AppNexus will take in an estimated $130 million in fees this year, up 85 percent from 2012. Ebay, Microsoft and Facebook are all big partners. The company is not yet profitable but has raised $140 million in venture capital to invest in new products and global growth. In January it was valued at $625 million; now it’s likely closer to $850 million. After Tumblr it’s among the most valuable private firms in New York’s Silicon Alley. And it probably would not have happened had it not been for the sizeable chip on O’Kelley’s sizeable shoulder that spurred him to prove doubters wrong.
In less than a generation the ad-tech industry has gone from the equivalent of manual placement of banner ads on web pages to continuous auctions in which hundreds of ad-serving decisions are made in the milliseconds before a page loads. The lion’s share of banner ads (as opposed to the much larger search-ad market) are bundled into networks that apply the relevant user-targeting data.
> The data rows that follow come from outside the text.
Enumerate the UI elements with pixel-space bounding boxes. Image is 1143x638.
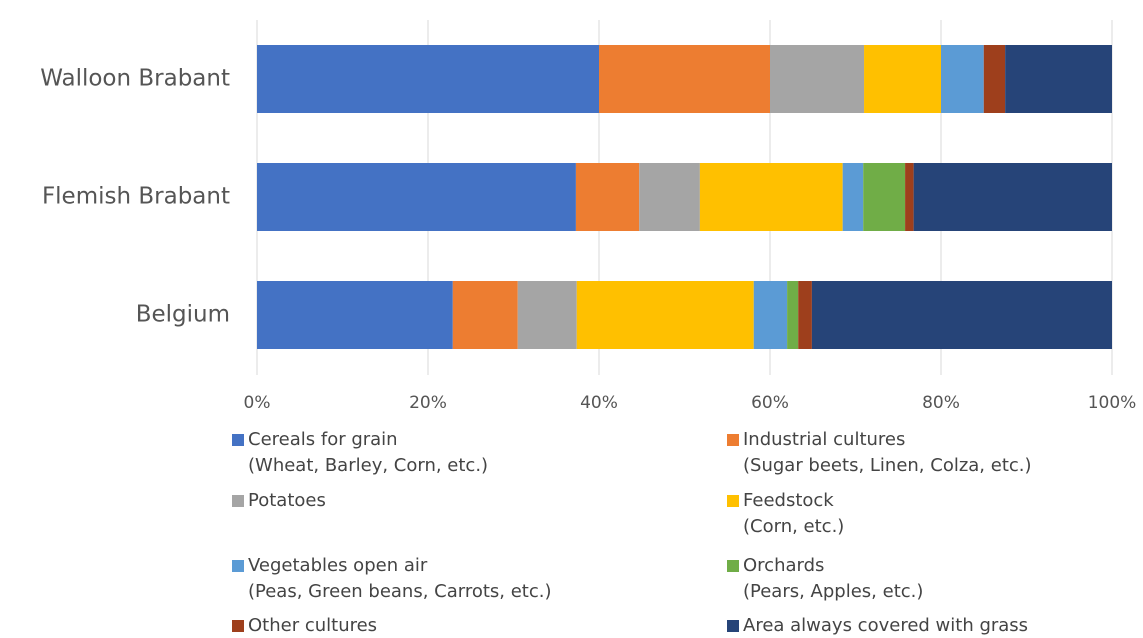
legend-description: (Sugar beets, Linen, Colza, etc.) xyxy=(743,455,1032,476)
category-label: Belgium xyxy=(136,302,230,328)
legend-description: (Pears, Apples, etc.) xyxy=(743,581,923,602)
bar-segment xyxy=(452,281,518,349)
legend-swatch xyxy=(727,620,739,632)
bar-segment xyxy=(913,163,1112,231)
bar-segment xyxy=(575,163,640,231)
x-tick-label: 80% xyxy=(922,393,960,413)
bar-segment xyxy=(863,163,906,231)
legend-label: Potatoes xyxy=(248,490,326,511)
bar-segment xyxy=(811,281,1112,349)
legend-label: Other cultures xyxy=(248,615,377,636)
bar-segment xyxy=(599,45,770,113)
category-label: Flemish Brabant xyxy=(42,184,230,210)
bar-segment xyxy=(941,45,984,113)
legend-label: Vegetables open air xyxy=(248,555,428,576)
x-tick-label: 100% xyxy=(1088,393,1137,413)
bar-segment xyxy=(905,163,914,231)
bar-segment xyxy=(257,45,599,113)
bar-segment xyxy=(842,163,864,231)
bar-segment xyxy=(257,281,453,349)
bar-segment xyxy=(983,45,1006,113)
legend-description: (Peas, Green beans, Carrots, etc.) xyxy=(248,581,552,602)
bar-segment xyxy=(517,281,577,349)
legend-label: Area always covered with grass xyxy=(743,615,1028,636)
bar-segment xyxy=(753,281,788,349)
bar-segment xyxy=(770,45,865,113)
legend-label: Industrial cultures xyxy=(743,429,905,450)
legend-swatch xyxy=(232,495,244,507)
legend-label: Orchards xyxy=(743,555,824,576)
legend-label: Feedstock xyxy=(743,490,834,511)
bar-segment xyxy=(798,281,812,349)
legend-swatch xyxy=(232,620,244,632)
x-tick-label: 40% xyxy=(580,393,618,413)
bar-segment xyxy=(787,281,799,349)
bar-segment xyxy=(864,45,941,113)
bar-segment xyxy=(639,163,700,231)
bar-segment xyxy=(1005,45,1112,113)
category-label: Walloon Brabant xyxy=(40,66,230,92)
bar-segment xyxy=(699,163,843,231)
legend-swatch xyxy=(232,560,244,572)
legend-swatch xyxy=(727,560,739,572)
legend-label: Cereals for grain xyxy=(248,429,398,450)
x-tick-label: 60% xyxy=(751,393,789,413)
x-tick-label: 0% xyxy=(244,393,271,413)
legend-swatch xyxy=(232,434,244,446)
legend-description: (Wheat, Barley, Corn, etc.) xyxy=(248,455,488,476)
legend-swatch xyxy=(727,434,739,446)
bar-segment xyxy=(257,163,576,231)
bar-segment xyxy=(576,281,754,349)
x-tick-label: 20% xyxy=(409,393,447,413)
legend-swatch xyxy=(727,495,739,507)
legend-description: (Corn, etc.) xyxy=(743,516,844,537)
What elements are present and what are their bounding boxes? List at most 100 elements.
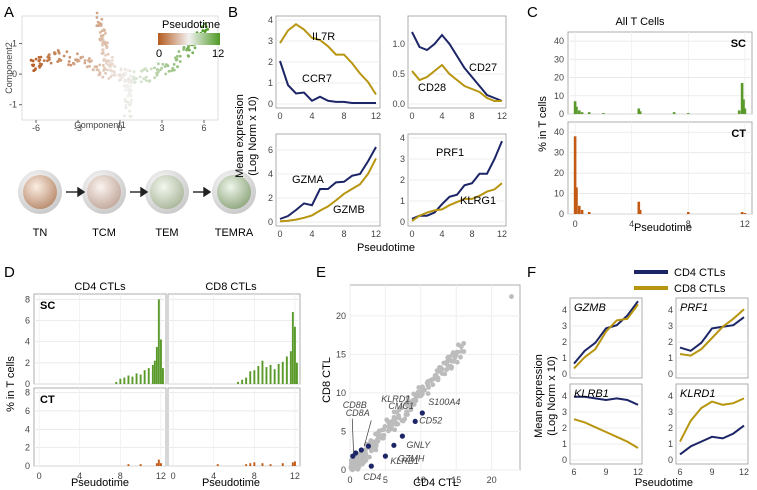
gene-title: KLRB1 [574, 388, 609, 400]
cell-differentiation-diagram: TN TCM TEM TEMRA [18, 170, 256, 239]
bar [249, 371, 252, 384]
panel-d-xlabel-cd8: Pseudotime [202, 477, 260, 489]
trajectory-point [129, 88, 133, 92]
bar [740, 212, 744, 214]
bar [294, 461, 296, 466]
trajectory-point [83, 59, 87, 62]
x-tick-label: 12 [633, 467, 643, 477]
y-tick-label: -1 [9, 100, 17, 110]
bar [139, 464, 142, 466]
trajectory-point [93, 65, 97, 69]
trajectory-point [42, 59, 46, 62]
x-tick-label: 0 [347, 475, 352, 485]
subplot-frame [567, 31, 753, 115]
trajectory-point [88, 64, 91, 68]
trajectory-point [178, 54, 182, 58]
x-tick-label: 12 [156, 471, 166, 481]
trajectory-ylabel: Component2 [4, 42, 14, 94]
bar [115, 381, 118, 384]
gene-point [426, 385, 431, 390]
bar [294, 326, 296, 384]
bar [155, 346, 158, 384]
trajectory-point [37, 64, 41, 68]
gene-point [399, 418, 405, 423]
y-tick-label: 0 [25, 379, 30, 389]
trajectory-point [132, 70, 136, 74]
trajectory-point [122, 84, 126, 88]
bar [143, 370, 146, 384]
trajectory-point [32, 69, 36, 72]
bar [638, 111, 642, 114]
trajectory-point [144, 79, 148, 82]
bar [575, 187, 578, 214]
trajectory-point [101, 63, 105, 67]
y-tick-label: 40 [554, 127, 564, 137]
series-line-klrd1-cd8 [679, 397, 745, 443]
trajectory-point [46, 59, 49, 63]
bar [261, 463, 264, 466]
highlight-gene-point [412, 418, 418, 424]
trajectory-point [99, 38, 102, 42]
gene-point [439, 371, 445, 376]
gene-point [458, 354, 463, 360]
trajectory-point [129, 100, 133, 104]
panel-label-a: A [4, 4, 14, 21]
bar [273, 369, 276, 384]
bar [291, 462, 294, 466]
trajectory-point [57, 57, 61, 61]
gene-point [435, 375, 441, 381]
x-tick-label: 4 [211, 471, 216, 481]
bar [637, 108, 641, 114]
y-tick-label: 0 [268, 217, 273, 227]
gene-point [404, 409, 409, 415]
trajectory-point [142, 77, 146, 81]
trajectory-point [103, 66, 106, 70]
y-tick-label: 10 [336, 388, 346, 398]
gene-point [422, 387, 427, 393]
bar [162, 368, 164, 384]
trajectory-point [83, 61, 87, 65]
legend-max: 12 [212, 48, 224, 60]
series-line-klrd1-cd4 [679, 424, 745, 456]
y-tick-label: 3 [668, 321, 673, 331]
x-tick-label: 12 [290, 471, 300, 481]
trajectory-point [187, 45, 190, 49]
x-tick-label: 0 [37, 471, 42, 481]
panel-label-b: B [228, 4, 238, 21]
x-tick-label: 6 [677, 467, 682, 477]
trajectory-point [95, 16, 99, 19]
trajectory-point [155, 73, 159, 77]
gene-point [384, 417, 390, 423]
x-tick-label: 4 [629, 219, 634, 229]
bar [265, 367, 268, 384]
gene-point [441, 360, 447, 366]
gene-point [387, 426, 392, 432]
trajectory-point [157, 69, 160, 73]
bar [573, 136, 577, 214]
y-tick-label: 4 [268, 15, 273, 25]
highlight-gene-point [353, 450, 359, 456]
trajectory-point [129, 98, 133, 102]
gene-label: GNLY [406, 440, 431, 450]
bar [151, 364, 154, 384]
x-tick-label: 8 [341, 229, 346, 239]
y-tick-label: 1 [668, 439, 673, 449]
bar [127, 464, 130, 466]
trajectory-point [91, 68, 95, 72]
y-tick-label: 8 [25, 388, 30, 398]
trajectory-point [145, 69, 149, 73]
series-line-klrb1-cd8 [573, 418, 639, 449]
trajectory-point [99, 34, 103, 38]
trajectory-point [177, 50, 181, 53]
y-tick-label: 0 [341, 465, 346, 475]
trajectory-point [125, 84, 128, 88]
trajectory-point [191, 51, 195, 55]
trajectory-point [104, 53, 107, 57]
x-tick-label: 4 [309, 229, 314, 239]
trajectory-point [139, 80, 143, 84]
bar [281, 463, 284, 466]
y-tick-label: 15 [336, 349, 346, 359]
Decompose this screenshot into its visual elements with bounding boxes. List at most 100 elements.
These groups of networks in turn form exchanges, giant pools of liquidity allowing publishers to sell their inventory faster and buyers to get a fairer price. The primordial ad-serving tech was created by DoubleClick in the mid-1990s, a firm sold for $1.1 billion in 2005 to private equity firm Hellman & Friedman and eventually to Google for $3.1 billion in 2007.
The most valuable descendant of Double-Click to date has been Right Media, founded in 2003 by DoubleClick executive Michael Walrath (and sold to Yahoo in 2007 for $850 million). Right Media commercialised the first big ad network, but started out as a glorified sales desk. Walrath needed a chief technology officer to build his automated ad network, and he found a brash young consultant and programmer named Brian O’Kelley.
O’Kelley built Right Media’s network but was soon interested in the newer idea of connecting networks to form exchanges. In 2005 O’Kelley hatched a plan to license a version of Right Media’s network to an Israeli software firm called Cydoor so it could bid from within Right Media’s own network. “The first time an auction connected across the two, I shouted, ‘Eureka!’ and no one had any idea what I was talking about,” O’Kelley says. (He calls himself “100 percent” the sole inventor of the exchange; others say Right Media’s management team had joined in the idea.)
What’s undisputed is that relations between O’Kelley and Walrath were deteriorating. Walrath says O’Kelley, a perfectionist, refused to delegate enough development and was taking too long to find good people willing to work for him. O’Kelley doesn’t dispute that he was slow to hire high-level engineers but blames long hours in a high-pressure growth environment for the frayed relations.